Two games in, Texas coach Charlie Strong has suspended or dismissed 11 players.

You’ve heard the snark: He’s getting down to the 53-man roster limit.

Two games in, Strong has lost his starting quarterback, center and may be missing a key receiver Saturday against UCLA. He has only eight offensive linemen available -- with 10 career starts to their credit. A month ago two of them were playing defense.

Two games in, Texas’ coach remains in the process of shaping the Longhorns in his image. You know, the one that produced 37 victories in four years and a Sugar Bowl win at Louisville.

Two games in, a cynic could call the season a wash. Come back fresh next year.
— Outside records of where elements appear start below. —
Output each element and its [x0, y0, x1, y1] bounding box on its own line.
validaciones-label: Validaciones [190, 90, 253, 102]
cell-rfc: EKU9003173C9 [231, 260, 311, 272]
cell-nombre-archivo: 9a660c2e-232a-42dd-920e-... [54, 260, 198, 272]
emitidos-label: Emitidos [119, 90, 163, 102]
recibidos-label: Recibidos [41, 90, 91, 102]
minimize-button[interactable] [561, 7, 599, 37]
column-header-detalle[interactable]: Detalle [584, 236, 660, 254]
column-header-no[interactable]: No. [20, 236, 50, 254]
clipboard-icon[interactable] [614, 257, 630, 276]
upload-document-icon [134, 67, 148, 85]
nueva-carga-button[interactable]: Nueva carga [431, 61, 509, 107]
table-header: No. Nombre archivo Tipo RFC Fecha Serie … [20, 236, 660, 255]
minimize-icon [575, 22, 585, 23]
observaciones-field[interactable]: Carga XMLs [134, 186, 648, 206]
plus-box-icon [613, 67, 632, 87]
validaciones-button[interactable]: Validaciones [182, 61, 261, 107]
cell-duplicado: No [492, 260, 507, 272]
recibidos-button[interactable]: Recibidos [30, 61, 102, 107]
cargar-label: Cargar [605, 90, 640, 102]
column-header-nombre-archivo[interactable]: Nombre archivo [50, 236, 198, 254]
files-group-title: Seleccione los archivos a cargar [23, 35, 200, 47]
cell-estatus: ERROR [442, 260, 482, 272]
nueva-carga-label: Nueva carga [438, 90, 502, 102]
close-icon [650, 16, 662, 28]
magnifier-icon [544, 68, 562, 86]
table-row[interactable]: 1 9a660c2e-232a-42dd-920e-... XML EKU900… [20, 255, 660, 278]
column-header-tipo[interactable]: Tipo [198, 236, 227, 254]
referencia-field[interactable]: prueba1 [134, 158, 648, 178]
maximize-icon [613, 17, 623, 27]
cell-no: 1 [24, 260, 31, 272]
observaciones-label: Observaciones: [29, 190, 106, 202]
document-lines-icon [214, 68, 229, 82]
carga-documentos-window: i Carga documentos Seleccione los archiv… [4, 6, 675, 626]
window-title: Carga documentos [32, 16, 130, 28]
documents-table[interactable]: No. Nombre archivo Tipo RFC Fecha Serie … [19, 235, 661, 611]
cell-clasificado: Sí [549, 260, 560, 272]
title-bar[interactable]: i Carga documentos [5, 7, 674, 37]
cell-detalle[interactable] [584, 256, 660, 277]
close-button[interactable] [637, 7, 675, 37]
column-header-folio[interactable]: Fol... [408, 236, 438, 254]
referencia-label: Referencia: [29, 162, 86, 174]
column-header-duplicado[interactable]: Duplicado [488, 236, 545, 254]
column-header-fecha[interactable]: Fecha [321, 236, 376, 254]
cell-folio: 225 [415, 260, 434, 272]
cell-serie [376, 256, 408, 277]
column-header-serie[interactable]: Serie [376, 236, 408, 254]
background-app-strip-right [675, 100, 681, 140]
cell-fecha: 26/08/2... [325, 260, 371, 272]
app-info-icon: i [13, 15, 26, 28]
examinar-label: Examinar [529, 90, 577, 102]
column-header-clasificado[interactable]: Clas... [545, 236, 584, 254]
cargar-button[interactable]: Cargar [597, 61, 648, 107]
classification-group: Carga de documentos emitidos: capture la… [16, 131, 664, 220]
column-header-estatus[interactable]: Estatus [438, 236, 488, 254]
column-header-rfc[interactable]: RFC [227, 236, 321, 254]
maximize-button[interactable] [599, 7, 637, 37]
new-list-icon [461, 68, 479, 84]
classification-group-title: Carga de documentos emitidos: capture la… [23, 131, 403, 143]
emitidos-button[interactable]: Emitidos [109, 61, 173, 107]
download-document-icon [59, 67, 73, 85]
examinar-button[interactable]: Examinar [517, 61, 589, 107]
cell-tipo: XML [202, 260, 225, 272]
The 41-7 loss to BYU was the worst at home since 1997. There’s a symmetry there. That game 17 years ago was the infamous Rout 66 against UCLA (66-3) that ushered John Mackovic out the door.

Recall, again, who the Horns play this week?

But two games in, Strong also doesn’t need anyone telling him how to do his job. Except that’s part of the job at Texas.

That was a UT truth before Strong arrived, before his first season sputtered to a depressing 1-1 start.

Before Red McCombs returned my call this week.

The 86-year old former owner of the Spurs, Vikings and Nuggets still holds significant power at a place that traffics daily in it. There’s a statue of him inside the stadium. His name is on the business school. McCombs reportedly has donated more than $100 million to the school, has a reported net worth of about $1.5 billion.

Who is going to tell him no regarding … anything Texas? He’s the guy who ripped the Strong hire, then apologized. He’s the guy who was also an honorary captain at the season opener.

Now?

“Expectations have been lowered by the results of our first two games,” McCombs said. “I don’t think our expectations are going to get much lower than what they are now. I think our move is going to be up.”

McCombs spoke to a group of boosters Saturday and was asked what impressed him most about the Horns Saturday.

“The fact that three of the guys sweated enough to have to take a shower after the game,” he said. “The players and the coaches wouldn’t want to hear that. They knew that was a joke.”

We’re not saying this follows any logical, linear form. It is merely Week 3 of 2014 in Austin. It must be endured. Mack Brown was everybody’s friend until he didn’t win enough games. In the state, Texas A&M has assimilated nicely into the SEC. Baylor won the Big 12 (beating Texas to do it). Rival Oklahoma is coming off an Alabama win in the Sugar Bowl and is ranked in the top four.

Strong deserves the time and space to reshape the Horns, to toughen them up -- to win. From this perspective, he has and he will.

Strong has a track record. Perhaps the biggest criticism of Texas football is its alleged country club atmosphere. Perhaps it is ridiculously early to be talking about any of this.

It’s also fair to the take the temperature of a program that has the largest budget in the country. McCombs is one [rich] man with one [significant] thermometer.

Hey, Strong was the guy who told us the Horns weren’t going to win the national championship. Honesty has turned into accuracy.

McCombs said he didn’t criticize Strong’s hiring -- although he did say at the time Strong would make “a great position coach.”  Instead it was what McCombs called the school’s “practice and process,” in replacing Brown that bothered him. McCombs says he was told by former Texas president Bill Powers at one point “no big hurry, we’ve got another couple of weeks.”

“[At the time] I was talking to a coach who I think is one of the top five coaches in the nation,” McCombs said. “I think I had him at the five-yard line …”

Whether that was Jon Gruden, a replacement McCombs reportedly courted, is not known. He did say it was not Nick Saban.

“The next day they announced they’d hired Coach Strong. Obviously, something happened … It fell out like I was disappointed in Coach Strong. I was disappointed in the decision being made.”

McCombs has made peace with Strong, says he is a strong supporter. Still, is there that a temptation to write off a season to misfortune and transition?

“You can’t do that,” McCombs said. “You’ve got to improve every day. They’ve got kids to work with. They’ll be getting better. I’m sure that Coach Strong and his staff have been surprised with some of these kids because they thought they’d get more out of them.”

What about optimism?

“It’s always OK -- honest to God -- to be optimistic in Texas. We have the greatest high school football factory in the world …

“Coach Strong’s stronghold was his relationship with Florida high school coaches. Now he’s going to have to develop that background with Texas high school coaches. There’s no reason why he shouldn’t be able to do that …

“Will that take another couple of years? Probably so?”